The inability to steer was a dreadful handicap, and each time our swords clanged, I flew back across the ball dome. I doggedly kicked off the walls to return, and stopped Tyrus again and again from sinking his blade into Gladdic. Finally, exasperated, Tyrus focused on me, not Gladdic. He kicked himself forward, following me as I was driven back, and then our swords met and his elbow lashed out, pinning me in place against the wall. I grabbed his arm but did not wrench it out of place, did not shatter it.

How easily, how easily I could break him apart right now if this were anyone else. . . .

He used his steering rings to crush me then.

“What do you think will happen here?” he raged. “You can’t stop this! Make your choice!”

“I am not a vicar! There is no hand or head to choose between, Tyrus. I will fight you to my last breath and keep him alive and I will not kill you! That’s my choice. If you would just trust me—”

“Trust you?” He smiled bitterly. “As I did on the Tigris?”

The words stole my breath. The moment seemed to grind to a halt about me as my thoughts spiraled back to that decision, that moment.

We were floating back from the wall, but all I could see were his pale, shadowed eyes.

“I made my choice,” Tyrus said quietly. “I would free the woman I most loved and serve those people of my Empire, and it was all I wanted. I trusted you to let me decide, and you knocked me unconscious and left me with them. I chose and you took that from me.”

My vision darkened a moment as understanding crashed over me, where the trust had been shredded for him. That decision to thrust him into Pasus’s hands, to remove him from danger.

“I—I couldn’t let you die,” I stuttered.

“So instead, you left me in the hands of enemies whose relatives I’d just helped kill in massive numbers. What outcome did you envision from that?”

“I’m sorr—”

Do not apologize. You made your choice and chose not to listen to me, and now you ask for the same courtesy you never gave me?” He drew toward me and abruptly seized the blade of my sword. I could see the blood floating out as he tightened his fist, eyes burning into mine. He pulled the gleaming tip to his throat. “This is the choice I’m offering you. It’s the only choice. Kill me. Kill him. If we must battle a century, you are going to make this choice.”

Let Tyrus murder Gladdic.

Or kill Tyrus.

It wasn’t a choice. I released the blade. It floated from my hand.

His hands closed on my waist. He drew me to him.

“Tomorrow,” he whispered, “all of this will be the past, and we will move onward.” And we were floating, floating toward the box, and the dancers were heading out onto the floor again. The transmitting devices powered up and resumed the broadcast, and Gladdic’s face grew dumb with terror as he realized his reprieve had ended.
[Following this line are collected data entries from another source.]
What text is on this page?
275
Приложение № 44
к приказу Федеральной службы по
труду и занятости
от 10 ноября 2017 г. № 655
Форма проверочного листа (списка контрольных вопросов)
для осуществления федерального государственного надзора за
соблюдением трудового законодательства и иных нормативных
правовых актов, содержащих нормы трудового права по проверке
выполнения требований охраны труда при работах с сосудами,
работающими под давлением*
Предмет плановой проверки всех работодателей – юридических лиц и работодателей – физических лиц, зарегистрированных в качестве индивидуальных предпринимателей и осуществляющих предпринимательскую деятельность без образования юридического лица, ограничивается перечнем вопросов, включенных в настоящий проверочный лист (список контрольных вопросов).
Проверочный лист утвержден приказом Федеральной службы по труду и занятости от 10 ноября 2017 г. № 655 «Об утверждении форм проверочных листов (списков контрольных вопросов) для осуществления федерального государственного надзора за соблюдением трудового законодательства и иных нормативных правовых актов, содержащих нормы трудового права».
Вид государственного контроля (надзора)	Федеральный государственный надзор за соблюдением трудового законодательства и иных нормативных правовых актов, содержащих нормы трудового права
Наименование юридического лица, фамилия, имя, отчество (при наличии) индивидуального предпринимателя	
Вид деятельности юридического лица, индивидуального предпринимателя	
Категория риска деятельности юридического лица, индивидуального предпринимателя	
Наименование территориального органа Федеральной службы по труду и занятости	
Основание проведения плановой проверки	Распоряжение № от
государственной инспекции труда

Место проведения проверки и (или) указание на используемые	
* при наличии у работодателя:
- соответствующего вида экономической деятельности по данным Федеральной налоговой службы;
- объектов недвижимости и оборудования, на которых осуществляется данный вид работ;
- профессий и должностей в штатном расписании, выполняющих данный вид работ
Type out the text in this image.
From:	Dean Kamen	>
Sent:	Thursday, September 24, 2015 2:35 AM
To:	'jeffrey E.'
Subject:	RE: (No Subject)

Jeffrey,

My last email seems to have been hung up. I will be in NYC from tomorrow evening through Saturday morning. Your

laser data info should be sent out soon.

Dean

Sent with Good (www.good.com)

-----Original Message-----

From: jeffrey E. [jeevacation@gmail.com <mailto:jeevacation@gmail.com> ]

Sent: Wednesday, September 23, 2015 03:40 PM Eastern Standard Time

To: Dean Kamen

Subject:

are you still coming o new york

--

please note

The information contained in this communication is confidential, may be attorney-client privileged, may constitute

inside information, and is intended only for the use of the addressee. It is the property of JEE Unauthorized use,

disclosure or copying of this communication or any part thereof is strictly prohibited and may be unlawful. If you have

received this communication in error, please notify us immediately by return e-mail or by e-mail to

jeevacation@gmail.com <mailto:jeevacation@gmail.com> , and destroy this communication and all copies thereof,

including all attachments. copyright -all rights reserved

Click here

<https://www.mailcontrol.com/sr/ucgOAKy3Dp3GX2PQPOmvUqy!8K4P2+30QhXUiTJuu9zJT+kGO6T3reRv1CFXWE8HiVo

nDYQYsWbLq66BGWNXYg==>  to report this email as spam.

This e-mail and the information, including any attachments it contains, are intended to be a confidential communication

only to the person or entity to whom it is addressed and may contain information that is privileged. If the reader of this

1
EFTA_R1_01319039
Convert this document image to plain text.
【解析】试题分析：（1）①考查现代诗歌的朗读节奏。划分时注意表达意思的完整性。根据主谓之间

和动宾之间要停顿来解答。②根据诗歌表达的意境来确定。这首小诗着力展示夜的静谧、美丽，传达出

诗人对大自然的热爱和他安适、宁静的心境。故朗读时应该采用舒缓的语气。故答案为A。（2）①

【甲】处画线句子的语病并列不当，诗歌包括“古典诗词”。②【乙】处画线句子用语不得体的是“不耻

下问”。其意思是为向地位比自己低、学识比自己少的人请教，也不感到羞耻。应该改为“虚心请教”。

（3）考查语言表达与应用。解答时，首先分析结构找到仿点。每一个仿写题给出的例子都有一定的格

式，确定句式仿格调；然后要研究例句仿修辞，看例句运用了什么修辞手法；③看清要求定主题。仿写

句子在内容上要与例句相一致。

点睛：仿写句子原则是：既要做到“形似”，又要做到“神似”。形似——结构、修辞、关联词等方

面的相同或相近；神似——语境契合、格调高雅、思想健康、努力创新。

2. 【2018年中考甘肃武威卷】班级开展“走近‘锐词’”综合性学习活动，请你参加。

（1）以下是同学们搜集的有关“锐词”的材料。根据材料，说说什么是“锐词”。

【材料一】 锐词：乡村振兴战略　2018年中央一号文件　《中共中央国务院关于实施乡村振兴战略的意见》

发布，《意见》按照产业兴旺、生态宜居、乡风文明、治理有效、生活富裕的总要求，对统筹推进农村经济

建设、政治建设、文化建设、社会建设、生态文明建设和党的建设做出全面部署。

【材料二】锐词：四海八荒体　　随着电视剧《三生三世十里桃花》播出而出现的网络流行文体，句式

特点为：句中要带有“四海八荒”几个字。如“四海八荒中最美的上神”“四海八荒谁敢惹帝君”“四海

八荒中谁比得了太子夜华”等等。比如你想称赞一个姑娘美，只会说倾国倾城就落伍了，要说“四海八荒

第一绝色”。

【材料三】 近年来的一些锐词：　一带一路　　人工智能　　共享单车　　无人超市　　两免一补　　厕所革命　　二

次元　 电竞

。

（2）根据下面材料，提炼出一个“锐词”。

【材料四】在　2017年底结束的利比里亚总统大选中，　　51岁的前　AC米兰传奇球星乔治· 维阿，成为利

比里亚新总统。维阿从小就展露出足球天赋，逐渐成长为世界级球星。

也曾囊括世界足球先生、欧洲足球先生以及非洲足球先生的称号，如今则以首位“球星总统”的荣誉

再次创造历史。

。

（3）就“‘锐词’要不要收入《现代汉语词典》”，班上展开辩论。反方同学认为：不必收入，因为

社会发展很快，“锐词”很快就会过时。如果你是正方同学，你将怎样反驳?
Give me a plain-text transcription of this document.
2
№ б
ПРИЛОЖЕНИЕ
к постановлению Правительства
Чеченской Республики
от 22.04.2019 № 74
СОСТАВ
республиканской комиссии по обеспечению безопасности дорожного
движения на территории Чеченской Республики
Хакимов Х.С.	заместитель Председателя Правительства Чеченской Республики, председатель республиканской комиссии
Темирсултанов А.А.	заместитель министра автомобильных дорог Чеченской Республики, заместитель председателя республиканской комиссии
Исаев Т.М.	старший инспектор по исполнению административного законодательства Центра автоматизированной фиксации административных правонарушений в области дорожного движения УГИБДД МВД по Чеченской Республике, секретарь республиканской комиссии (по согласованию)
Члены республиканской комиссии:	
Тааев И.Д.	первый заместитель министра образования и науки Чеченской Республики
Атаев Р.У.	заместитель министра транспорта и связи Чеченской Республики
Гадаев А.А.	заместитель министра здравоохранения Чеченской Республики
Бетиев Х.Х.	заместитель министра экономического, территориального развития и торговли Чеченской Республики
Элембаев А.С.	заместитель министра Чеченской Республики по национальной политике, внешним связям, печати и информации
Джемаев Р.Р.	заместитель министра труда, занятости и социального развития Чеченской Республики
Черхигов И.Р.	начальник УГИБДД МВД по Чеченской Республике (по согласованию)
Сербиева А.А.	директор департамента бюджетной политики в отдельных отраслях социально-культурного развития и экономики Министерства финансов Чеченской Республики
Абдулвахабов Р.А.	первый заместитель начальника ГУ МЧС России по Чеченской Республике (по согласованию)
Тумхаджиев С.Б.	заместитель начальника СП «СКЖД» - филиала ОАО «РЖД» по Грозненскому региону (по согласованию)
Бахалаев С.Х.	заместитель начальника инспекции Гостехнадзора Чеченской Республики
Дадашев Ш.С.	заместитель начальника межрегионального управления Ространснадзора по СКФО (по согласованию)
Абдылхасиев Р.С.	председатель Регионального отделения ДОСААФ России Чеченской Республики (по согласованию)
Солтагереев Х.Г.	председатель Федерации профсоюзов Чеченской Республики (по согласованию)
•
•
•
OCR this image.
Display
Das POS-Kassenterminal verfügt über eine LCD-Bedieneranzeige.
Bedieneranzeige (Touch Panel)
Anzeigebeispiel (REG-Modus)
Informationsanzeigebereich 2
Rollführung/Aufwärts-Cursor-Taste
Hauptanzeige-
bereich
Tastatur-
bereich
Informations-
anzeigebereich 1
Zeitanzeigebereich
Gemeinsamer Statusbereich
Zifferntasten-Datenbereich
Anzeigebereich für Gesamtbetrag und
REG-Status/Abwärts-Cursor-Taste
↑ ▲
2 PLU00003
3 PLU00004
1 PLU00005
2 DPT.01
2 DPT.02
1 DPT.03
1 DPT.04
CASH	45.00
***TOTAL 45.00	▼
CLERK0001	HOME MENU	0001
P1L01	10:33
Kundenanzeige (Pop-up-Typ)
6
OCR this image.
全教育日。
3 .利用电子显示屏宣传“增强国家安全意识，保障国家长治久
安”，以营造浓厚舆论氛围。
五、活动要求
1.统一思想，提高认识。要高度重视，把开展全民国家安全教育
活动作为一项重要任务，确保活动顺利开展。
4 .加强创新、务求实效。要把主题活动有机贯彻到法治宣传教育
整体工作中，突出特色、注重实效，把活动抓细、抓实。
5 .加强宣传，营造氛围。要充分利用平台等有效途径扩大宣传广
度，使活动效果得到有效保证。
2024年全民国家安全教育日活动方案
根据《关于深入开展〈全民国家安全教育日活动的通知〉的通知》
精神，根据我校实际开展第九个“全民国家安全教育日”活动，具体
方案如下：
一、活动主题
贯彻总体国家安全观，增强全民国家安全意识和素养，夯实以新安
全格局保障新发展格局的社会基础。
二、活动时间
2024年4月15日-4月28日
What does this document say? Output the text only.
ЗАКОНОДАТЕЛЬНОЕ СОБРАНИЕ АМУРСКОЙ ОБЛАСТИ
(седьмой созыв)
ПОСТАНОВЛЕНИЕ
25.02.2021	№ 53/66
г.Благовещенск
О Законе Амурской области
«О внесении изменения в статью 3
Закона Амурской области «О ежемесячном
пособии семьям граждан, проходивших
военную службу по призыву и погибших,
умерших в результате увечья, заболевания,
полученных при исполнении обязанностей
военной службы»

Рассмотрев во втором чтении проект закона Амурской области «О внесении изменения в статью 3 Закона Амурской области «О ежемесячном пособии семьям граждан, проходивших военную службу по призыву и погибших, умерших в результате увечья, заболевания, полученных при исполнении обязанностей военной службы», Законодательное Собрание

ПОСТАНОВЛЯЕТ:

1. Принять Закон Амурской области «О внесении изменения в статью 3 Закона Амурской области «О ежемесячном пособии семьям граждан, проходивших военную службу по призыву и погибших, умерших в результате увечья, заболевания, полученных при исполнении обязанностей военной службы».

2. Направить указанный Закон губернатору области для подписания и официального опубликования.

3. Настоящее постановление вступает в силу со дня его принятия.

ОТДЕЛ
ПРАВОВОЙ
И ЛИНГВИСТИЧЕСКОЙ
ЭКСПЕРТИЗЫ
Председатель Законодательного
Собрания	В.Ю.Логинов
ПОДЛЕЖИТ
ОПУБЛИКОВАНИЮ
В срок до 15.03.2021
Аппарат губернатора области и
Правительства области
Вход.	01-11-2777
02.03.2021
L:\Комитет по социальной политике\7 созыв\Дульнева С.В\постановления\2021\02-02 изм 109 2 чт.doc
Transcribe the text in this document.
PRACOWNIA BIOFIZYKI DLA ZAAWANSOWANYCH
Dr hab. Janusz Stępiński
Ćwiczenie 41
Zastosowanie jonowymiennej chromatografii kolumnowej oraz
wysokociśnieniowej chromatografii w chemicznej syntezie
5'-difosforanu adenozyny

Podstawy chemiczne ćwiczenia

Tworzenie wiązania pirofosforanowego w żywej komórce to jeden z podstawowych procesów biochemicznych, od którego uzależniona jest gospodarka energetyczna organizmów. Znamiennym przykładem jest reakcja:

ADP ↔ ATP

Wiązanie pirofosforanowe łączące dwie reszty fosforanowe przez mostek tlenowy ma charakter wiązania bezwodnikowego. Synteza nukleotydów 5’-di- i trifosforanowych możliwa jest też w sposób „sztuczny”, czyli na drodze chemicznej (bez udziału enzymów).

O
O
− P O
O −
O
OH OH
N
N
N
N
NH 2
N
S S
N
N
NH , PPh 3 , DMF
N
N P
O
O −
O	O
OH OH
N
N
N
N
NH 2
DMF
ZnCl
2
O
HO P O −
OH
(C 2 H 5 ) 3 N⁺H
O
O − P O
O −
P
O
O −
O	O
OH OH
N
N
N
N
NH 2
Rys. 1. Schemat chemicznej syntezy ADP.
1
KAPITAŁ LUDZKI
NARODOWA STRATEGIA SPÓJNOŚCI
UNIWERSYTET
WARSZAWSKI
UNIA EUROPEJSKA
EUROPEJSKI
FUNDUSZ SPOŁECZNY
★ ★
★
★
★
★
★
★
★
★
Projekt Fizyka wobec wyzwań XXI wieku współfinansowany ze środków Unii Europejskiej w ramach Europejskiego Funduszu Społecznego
I looked at Tyrus, a stranger after three years enduring the consequences of a choice I’d taken from him. Three years for this quiet anger to build. A great wave of tenderness welled up within me.

“Tyrus, I am sorry for what I did,” I murmered.

Then I struck the Emperor of this galaxy with one abrupt, treasonous swing of my arm, and the momentum was enough to knock him back and send me into the center of the ball dome so all might see, all might hear, as I pointed at Fustian nan Domitrian.

“That man is an imposter. I know he’s not the Interdict—because I killed the Interdict Orthanion when I destroyed the Sacred City.”